Abgarian calls her dance partner the "sun of our group," and she considers him to be one of the best experts of "dance language" in Armenia. "He never gives you room to think that he differs from others," she says.

"We are the same. The difference is that he is kinder, and sometimes I even envy him, because in many cases he does not hear how malicious people can be. He does not notice some shortcomings of the world," she says.

When Karen Mikayelian, the head of Arai, admitted Hayk to the dance group, he did not imagine the day would come when this new student would emerge to be a lead dancer.

"When Hayk's father first brought him here, we faced a big dilemma (adding that he had never had a deaf student). But it turned out that I never regretted accepting him into our group, because he was a very smart child, and he gave us even more than we could have expected," Mikayelian remembers. "He has such a huge amount of inner strength, that those emotions that we get from music, he already has inside of him."

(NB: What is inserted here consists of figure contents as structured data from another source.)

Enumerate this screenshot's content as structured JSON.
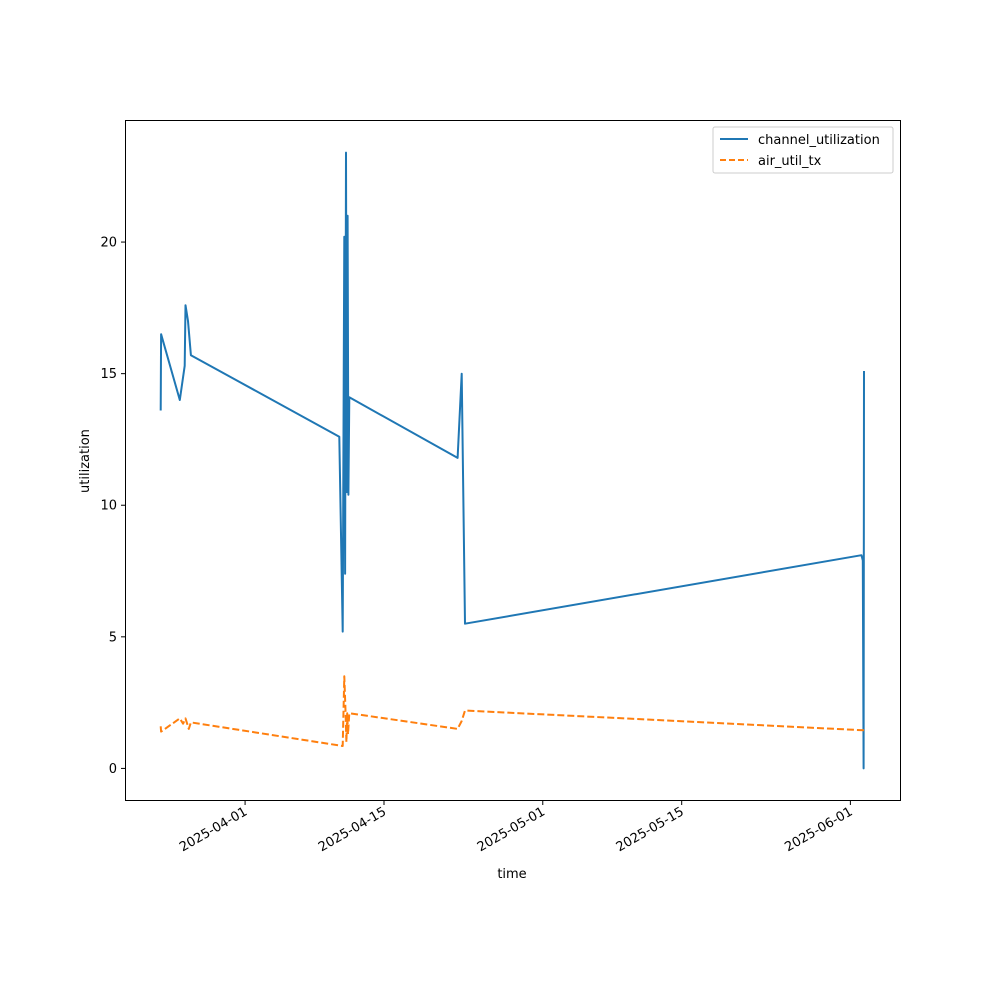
{
  "chart_data": {
    "type": "line",
    "xlabel": "time",
    "ylabel": "utilization",
    "xlim": [
      "2025-03-20",
      "2025-06-06"
    ],
    "ylim": [
      -1.2,
      24.6
    ],
    "x_ticks": [
      "2025-04-01",
      "2025-04-15",
      "2025-05-01",
      "2025-05-15",
      "2025-06-01"
    ],
    "y_ticks": [
      0,
      5,
      10,
      15,
      20
    ],
    "grid": false,
    "legend_position": "top-right",
    "series": [
      {
        "name": "channel_utilization",
        "color": "#1f77b4",
        "dash": "solid",
        "points": [
          [
            "2025-03-23T12:00",
            13.6
          ],
          [
            "2025-03-23T13:00",
            16.5
          ],
          [
            "2025-03-25T10:00",
            14.0
          ],
          [
            "2025-03-25T22:00",
            15.3
          ],
          [
            "2025-03-26T00:00",
            17.6
          ],
          [
            "2025-03-26T06:00",
            17.0
          ],
          [
            "2025-03-26T13:00",
            15.7
          ],
          [
            "2025-04-10T12:00",
            12.6
          ],
          [
            "2025-04-10T20:00",
            5.2
          ],
          [
            "2025-04-11T00:00",
            20.2
          ],
          [
            "2025-04-11T02:00",
            7.4
          ],
          [
            "2025-04-11T04:00",
            23.4
          ],
          [
            "2025-04-11T06:00",
            10.5
          ],
          [
            "2025-04-11T08:00",
            21.0
          ],
          [
            "2025-04-11T10:00",
            10.4
          ],
          [
            "2025-04-11T12:00",
            14.1
          ],
          [
            "2025-04-22T10:00",
            11.8
          ],
          [
            "2025-04-22T20:00",
            15.0
          ],
          [
            "2025-04-23T04:00",
            5.5
          ],
          [
            "2025-06-02T03:00",
            8.1
          ],
          [
            "2025-06-02T06:00",
            7.9
          ],
          [
            "2025-06-02T08:00",
            0.0
          ],
          [
            "2025-06-02T09:00",
            15.1
          ]
        ]
      },
      {
        "name": "air_util_tx",
        "color": "#ff7f0e",
        "dash": "dashed",
        "points": [
          [
            "2025-03-23T12:00",
            1.6
          ],
          [
            "2025-03-23T13:00",
            1.4
          ],
          [
            "2025-03-25T10:00",
            1.9
          ],
          [
            "2025-03-25T18:00",
            1.7
          ],
          [
            "2025-03-26T00:00",
            1.9
          ],
          [
            "2025-03-26T08:00",
            1.5
          ],
          [
            "2025-03-26T13:00",
            1.75
          ],
          [
            "2025-04-10T20:00",
            0.85
          ],
          [
            "2025-04-11T00:00",
            3.5
          ],
          [
            "2025-04-11T03:00",
            2.2
          ],
          [
            "2025-04-11T05:00",
            1.0
          ],
          [
            "2025-04-11T07:00",
            2.1
          ],
          [
            "2025-04-11T09:00",
            1.3
          ],
          [
            "2025-04-11T12:00",
            2.1
          ],
          [
            "2025-04-22T10:00",
            1.5
          ],
          [
            "2025-04-22T20:00",
            1.8
          ],
          [
            "2025-04-23T04:00",
            2.2
          ],
          [
            "2025-06-02T09:00",
            1.45
          ]
        ]
      }
    ]
  }
}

Hayk dreams of having his own studio where he can lead a dance class and pass his favorite language skills on to all the children who, like him, want to dance.

The dancer dreams, too, of joining his father who is in Los Angeles. While he, his mother, sister and brother live in Yerevan, his father has been in Los Angeles for five years. The father initially worked as an accountant and had hoped to bring Hayk to the States. Now, though, he is a taxi driver. Hayk has applied for a visa four times, once simultaneously with his father. But he has been denied. He says he thinks it's because he's deaf.

In Armenia several dance groups for the deaf are headed by people who can hear. But Hayk has reversed that trend. Last spring at Arai he taught not only a hip hop class for hearing impaired children, but also a hip hop and Latino class for children who can hear.

In September he started another session of classes, teaching children who need only find the passion for dance, if not the sound.